The company also has tea, hot chocolate and chai available.
Find out more here.
Indigiearth is an Aboriginal owned company established in Mudgee, Central West New South Wales.
The health-and-beauty-focussed business was started by Sharon Winsor, a Ngemba Weilwan woman from Western NSW – and the products are all truly gorgeous.
There is everything from jams and spice blends to skincare and candles.
A lilly pilly, river mint and emu apple candle sounds all kinds of heavenly.
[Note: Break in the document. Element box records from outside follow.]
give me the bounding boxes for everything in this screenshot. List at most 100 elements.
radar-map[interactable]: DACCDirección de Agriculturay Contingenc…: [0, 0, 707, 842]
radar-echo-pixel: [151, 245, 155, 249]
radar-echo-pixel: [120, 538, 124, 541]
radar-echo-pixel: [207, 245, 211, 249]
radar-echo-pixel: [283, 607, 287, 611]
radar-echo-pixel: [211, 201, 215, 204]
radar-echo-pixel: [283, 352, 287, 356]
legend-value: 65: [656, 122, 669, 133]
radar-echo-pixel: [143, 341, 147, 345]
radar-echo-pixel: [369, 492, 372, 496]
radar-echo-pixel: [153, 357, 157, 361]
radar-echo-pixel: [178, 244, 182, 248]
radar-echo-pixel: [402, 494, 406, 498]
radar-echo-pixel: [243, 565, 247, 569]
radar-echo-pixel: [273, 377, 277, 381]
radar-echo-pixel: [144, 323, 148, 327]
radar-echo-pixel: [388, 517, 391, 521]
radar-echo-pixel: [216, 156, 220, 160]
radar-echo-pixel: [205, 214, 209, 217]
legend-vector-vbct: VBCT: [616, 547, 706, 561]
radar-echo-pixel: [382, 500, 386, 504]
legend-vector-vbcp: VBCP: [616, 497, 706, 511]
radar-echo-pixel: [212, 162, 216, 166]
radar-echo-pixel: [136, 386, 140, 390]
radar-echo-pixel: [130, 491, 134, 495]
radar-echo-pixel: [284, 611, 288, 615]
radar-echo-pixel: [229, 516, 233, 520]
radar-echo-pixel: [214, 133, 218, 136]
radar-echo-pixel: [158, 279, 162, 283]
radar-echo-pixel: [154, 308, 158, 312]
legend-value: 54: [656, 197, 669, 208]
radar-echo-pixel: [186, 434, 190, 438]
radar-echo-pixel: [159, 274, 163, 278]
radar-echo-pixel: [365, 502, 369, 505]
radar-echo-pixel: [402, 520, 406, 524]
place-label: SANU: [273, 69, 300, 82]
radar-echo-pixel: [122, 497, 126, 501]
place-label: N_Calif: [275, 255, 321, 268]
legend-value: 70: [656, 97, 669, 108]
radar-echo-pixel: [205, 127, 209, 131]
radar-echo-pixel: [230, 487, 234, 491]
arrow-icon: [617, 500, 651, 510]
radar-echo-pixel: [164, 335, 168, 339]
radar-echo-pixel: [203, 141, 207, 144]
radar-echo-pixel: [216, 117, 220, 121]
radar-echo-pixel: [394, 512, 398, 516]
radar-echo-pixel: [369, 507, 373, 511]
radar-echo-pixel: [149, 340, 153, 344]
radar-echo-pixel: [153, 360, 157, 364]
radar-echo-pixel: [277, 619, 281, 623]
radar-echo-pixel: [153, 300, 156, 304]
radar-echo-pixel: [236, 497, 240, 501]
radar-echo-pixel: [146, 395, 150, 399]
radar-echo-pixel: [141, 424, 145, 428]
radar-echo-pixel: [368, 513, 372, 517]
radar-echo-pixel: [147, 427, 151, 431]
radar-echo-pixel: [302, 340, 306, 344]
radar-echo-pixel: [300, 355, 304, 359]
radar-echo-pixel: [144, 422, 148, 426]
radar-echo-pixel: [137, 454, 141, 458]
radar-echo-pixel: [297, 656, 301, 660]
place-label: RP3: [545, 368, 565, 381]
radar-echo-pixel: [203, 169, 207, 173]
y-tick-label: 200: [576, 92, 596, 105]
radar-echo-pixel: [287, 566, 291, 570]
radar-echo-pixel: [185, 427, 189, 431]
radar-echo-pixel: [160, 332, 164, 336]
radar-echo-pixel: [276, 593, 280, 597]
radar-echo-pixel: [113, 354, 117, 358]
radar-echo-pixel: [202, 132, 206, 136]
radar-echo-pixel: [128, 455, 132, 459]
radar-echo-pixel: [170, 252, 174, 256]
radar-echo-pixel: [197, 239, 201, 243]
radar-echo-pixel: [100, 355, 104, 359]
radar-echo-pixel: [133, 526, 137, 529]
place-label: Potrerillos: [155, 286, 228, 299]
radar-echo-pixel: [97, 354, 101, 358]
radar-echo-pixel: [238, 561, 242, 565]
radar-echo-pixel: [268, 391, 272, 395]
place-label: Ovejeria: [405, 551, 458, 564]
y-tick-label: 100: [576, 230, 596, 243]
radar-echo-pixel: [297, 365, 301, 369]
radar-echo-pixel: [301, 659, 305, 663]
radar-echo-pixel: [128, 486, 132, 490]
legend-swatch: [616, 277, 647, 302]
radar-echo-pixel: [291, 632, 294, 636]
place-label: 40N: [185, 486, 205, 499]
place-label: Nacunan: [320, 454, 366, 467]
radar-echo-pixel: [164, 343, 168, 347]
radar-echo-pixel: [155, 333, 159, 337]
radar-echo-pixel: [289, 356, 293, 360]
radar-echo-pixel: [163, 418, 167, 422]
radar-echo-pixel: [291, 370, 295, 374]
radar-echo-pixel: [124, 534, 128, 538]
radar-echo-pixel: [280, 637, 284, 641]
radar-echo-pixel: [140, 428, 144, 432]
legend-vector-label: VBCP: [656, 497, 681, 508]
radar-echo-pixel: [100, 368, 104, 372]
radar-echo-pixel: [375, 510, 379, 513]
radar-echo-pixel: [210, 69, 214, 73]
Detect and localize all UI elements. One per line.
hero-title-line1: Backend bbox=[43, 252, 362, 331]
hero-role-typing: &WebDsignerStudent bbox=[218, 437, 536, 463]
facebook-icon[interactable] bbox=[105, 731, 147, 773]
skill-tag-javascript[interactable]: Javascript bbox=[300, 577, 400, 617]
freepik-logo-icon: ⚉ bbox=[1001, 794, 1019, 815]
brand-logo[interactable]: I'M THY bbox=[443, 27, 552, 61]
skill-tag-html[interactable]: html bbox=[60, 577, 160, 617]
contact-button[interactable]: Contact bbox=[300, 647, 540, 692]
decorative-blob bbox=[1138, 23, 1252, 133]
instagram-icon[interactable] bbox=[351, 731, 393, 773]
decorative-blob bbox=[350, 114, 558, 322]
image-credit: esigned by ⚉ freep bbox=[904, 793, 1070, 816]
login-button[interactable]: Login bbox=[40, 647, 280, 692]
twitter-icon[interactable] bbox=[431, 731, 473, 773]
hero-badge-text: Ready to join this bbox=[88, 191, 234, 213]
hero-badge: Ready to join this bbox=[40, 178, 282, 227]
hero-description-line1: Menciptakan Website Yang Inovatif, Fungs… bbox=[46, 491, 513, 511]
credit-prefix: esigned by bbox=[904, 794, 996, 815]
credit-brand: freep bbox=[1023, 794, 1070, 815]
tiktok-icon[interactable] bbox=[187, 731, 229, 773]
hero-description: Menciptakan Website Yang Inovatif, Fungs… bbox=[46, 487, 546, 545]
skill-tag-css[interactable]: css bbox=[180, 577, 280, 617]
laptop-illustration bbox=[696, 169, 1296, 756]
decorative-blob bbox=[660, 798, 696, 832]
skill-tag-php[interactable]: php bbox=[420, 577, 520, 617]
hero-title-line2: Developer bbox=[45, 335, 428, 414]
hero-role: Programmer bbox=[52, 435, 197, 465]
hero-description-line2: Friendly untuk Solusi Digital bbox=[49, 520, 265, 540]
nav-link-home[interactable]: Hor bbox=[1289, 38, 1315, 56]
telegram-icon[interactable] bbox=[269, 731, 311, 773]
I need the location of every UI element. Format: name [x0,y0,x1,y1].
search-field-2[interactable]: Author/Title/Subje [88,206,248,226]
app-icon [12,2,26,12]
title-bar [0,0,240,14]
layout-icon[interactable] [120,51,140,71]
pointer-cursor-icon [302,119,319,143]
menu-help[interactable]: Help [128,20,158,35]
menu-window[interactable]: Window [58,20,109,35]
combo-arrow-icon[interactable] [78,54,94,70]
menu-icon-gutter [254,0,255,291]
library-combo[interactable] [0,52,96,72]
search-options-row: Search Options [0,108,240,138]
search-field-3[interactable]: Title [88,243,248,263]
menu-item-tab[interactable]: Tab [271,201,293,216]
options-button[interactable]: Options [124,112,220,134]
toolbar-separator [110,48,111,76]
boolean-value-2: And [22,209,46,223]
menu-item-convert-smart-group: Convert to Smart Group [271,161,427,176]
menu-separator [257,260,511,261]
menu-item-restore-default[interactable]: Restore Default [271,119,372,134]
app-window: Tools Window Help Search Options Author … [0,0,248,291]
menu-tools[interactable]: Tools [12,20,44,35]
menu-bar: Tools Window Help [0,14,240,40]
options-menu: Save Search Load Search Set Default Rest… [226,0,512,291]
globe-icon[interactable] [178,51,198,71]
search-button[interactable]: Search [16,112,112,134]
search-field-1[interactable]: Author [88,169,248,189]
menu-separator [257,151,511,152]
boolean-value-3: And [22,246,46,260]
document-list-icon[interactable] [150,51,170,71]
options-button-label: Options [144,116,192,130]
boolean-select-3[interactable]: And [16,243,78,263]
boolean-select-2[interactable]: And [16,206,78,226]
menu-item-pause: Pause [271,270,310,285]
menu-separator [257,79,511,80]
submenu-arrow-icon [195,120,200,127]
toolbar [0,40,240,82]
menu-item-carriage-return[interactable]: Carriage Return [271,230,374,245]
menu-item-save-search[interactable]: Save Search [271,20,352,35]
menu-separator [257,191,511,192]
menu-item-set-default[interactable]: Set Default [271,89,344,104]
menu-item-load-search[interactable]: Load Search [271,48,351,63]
You can find face masks, body custard and hydration mist here.
Clothing the Gap is an Aboriginal owned and Aboriginal led social enterprise that aims to unite people through fashion. They have many different collections and lots of cosy clothes and accessories.
Check them out here.
Head to Supply Nation to find Australia’s largest national directory of verified Indigenous businesses.
And let’s continue to support, uplift and elevate one another (now and always).